There are objective truths about that guerrilla leader, but telling them would make for a very different book, one that would expose the wrong-headedness of worshipping a man who sowed mayhem in the service of an awful cause. Instead, the author derides the “extremist” “Che-hating” “iconoclasts” who have written about Che in recent years as being “on a mission to inform” about Guevara’s past. A mission to inform — what a wonderful reason to, say, write a book. But Casey cannot bring himself to offer more than a handful of illustrations of Che’s hate-filled, violent record. Even then, the author presents these as evidence of Che’s fascinating complexity or as examples of the sore losers among Cuban exiles who are obsessed with telling the “‘true’ story” (yes, the sneer quotes are Casey’s) and throwing facts in the way of a good tale.

In a particularly overwrought passage, Casey seeks to absolve Che of his sins by comparing his foes — the likes of Chilean general Augusto Pinochet and Paraguayan dictator Alfredo Stroessner — to Hitler and Pol Pot. “These militarists made the Guevaristas look like saints and their violence seem forgivable, even justifiable,” the author concludes.

And what of “San Ernesto”? The book offers little new information or none at all on Che’s role in running forced-labor camps, presiding over summary trials and executions of political enemies and those suspected of ideological impurity, and building a totalitarian system.

It is interesting but of secondary importance that the “heroic” visage of Che obscures the true picture of a self-described “killing machine.” The greater shame is the cynical manipulation of the Che lie in order to romanticize the use of violence in the service of the most depraved sociopolitical system ever to cast its shadow over humanity.

No doubt Casey would agree that, thanks in large measure to Che Guevara, Cuba is not like any other country in Latin America. But he might prefer not to examine in what ways that is so. In terms of income per capita, caloric intake, availability of independent newspapers and radio stations, etc., Cuba has dropped from its place at the top of the list of countries in the region to the bottom. Perhaps 90,000 Cubans have died as a direct result of Castroism — either murdered deliberately or lost at sea in a desperate attempt to flee the nightmare Che worked to impose. Another 100 million men and women around the world have lost their lives in the purges, wars, and famines perpetrated in the service of Communism, Che’s ignoble cause.

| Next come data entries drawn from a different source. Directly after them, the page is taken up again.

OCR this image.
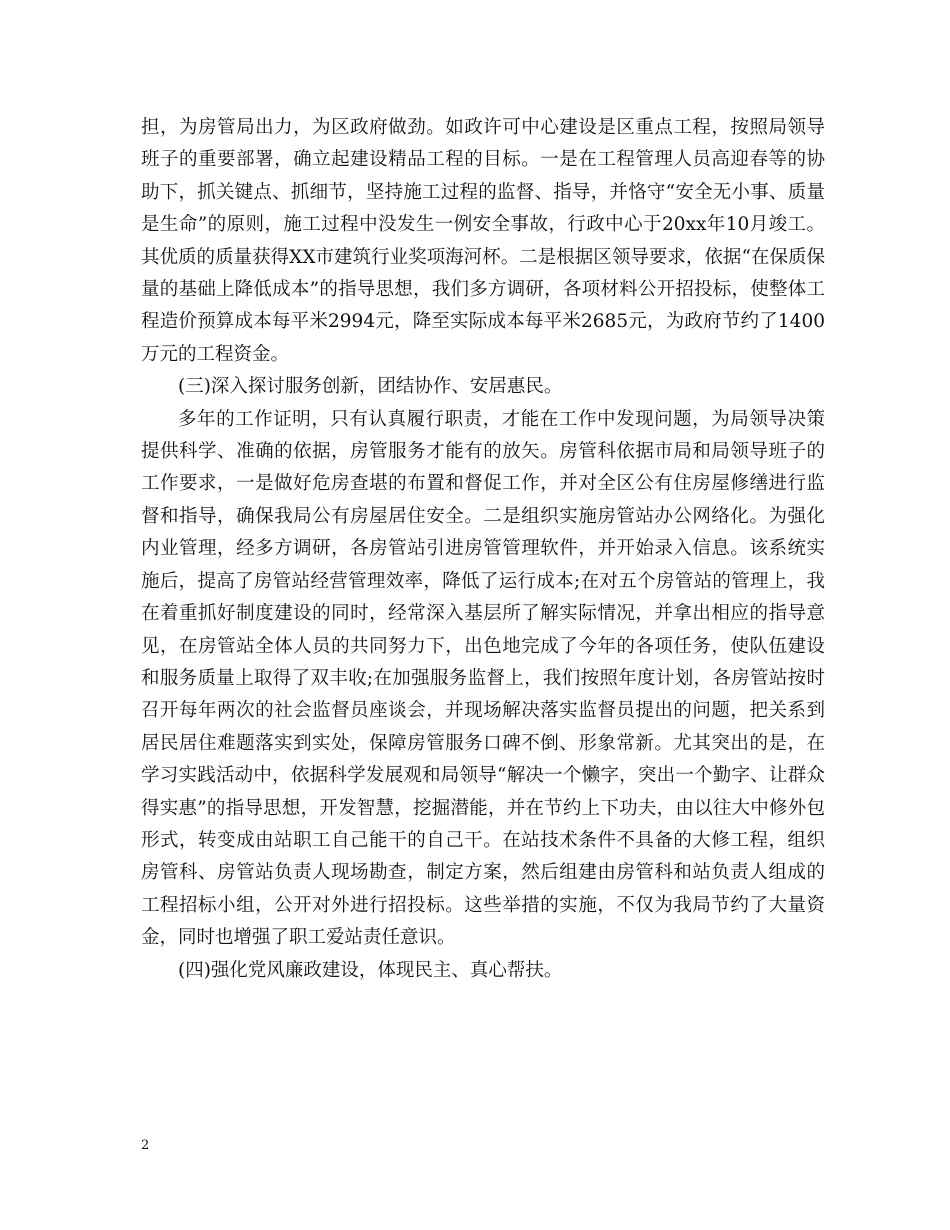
担，为房管局出力，为区政府做劲。如政许可中心建设是区重点工程，按照局领导班子的重要部署，确立起建设精品工程的目标。一是在工程管理人员高迎春等的协助下，抓关键点、抓细节，坚持施工过程的监督、指导，并恪守“安全无小事、质量是生命”的原则，施工过程中没发生一例安全事故，行政中心于20xx年10月竣工。其优质的质量获得XX市建筑行业奖项海河杯。二是根据区领导要求，依据“在保质保量的基础上降低成本”的指导思想，我们多方调研，各项材料公开招投标，使整体工程造价预算成本每平米2994元，降至实际成本每平米2685元，为政府节约了1400万元的工程资金。

(三)深入探讨服务创新，团结协作、安居惠民。

多年的工作证明，只有认真履行职责，才能在工作中发现问题，为局领导决策提供科学、准确的依据，房管服务才能有的放矢。房管科依据市局和局领导班子的工作要求，一是做好危房查堪的布置和督促工作，并对全区公有住房屋修缮进行监督和指导，确保我局公有房屋居住安全。二是组织实施房管站办公网络化。为强化内业管理，经多方调研，各房管站引进房管管理软件，并开始录入信息。该系统实施后，提高了房管站经营管理效率，降低了运行成本;在对五个房管站的管理上，我在着重抓好制度建设的同时，经常深入基层所了解实际情况，并拿出相应的指导意见，在房管站全体人员的共同努力下，出色地完成了今年的各项任务，使队伍建设和服务质量上取得了双丰收;在加强服务监督上，我们按照年度计划，各房管站按时召开每年两次的社会监督员座谈会，并现场解决落实监督员提出的问题，把关系到居民居住难题落实到实处，保障房管服务口碑不倒、形象常新。尤其突出的是，在学习实践活动中，依据科学发展观和局领导“解决一个懒字，突出一个勤字、让群众得实惠”的指导思想，开发智慧，挖掘潜能，并在节约上下功夫，由以往大中修外包形式，转变成由站职工自己能干的自己干。在站技术条件不具备的大修工程，组织房管科、房管站负责人现场勘查，制定方案，然后组建由房管科和站负责人组成的工程招标小组，公开对外进行招投标。这些举措的实施，不仅为我局节约了大量资金，同时也增强了职工爱站责任意识。

(四)强化党风廉政建设，体现民主、真心帮扶。

2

Millions of Cuban schoolchildren have been indoctrinated in the dead-end, destructive ideology of Fidel Castro’s totalitarian regime. “We will be like Che,” these tots and teens are forced to cry out in unison, as they appear in public assemblies to demonstrate their unthinking loyalty to a political system that has stolen the God-given rights of 11 million Cubans.

“El Che” would be proud. Michael Casey is fascinated. The rest of us should be appalled.

– Roger Noriega has held senior Latin America policy positions in the U.S. government for two decades. He is a visiting fellow at the American Enterprise Institute and managing director of Vision Americas, a Washington, D.C., firm that advises domestic and foreign clients.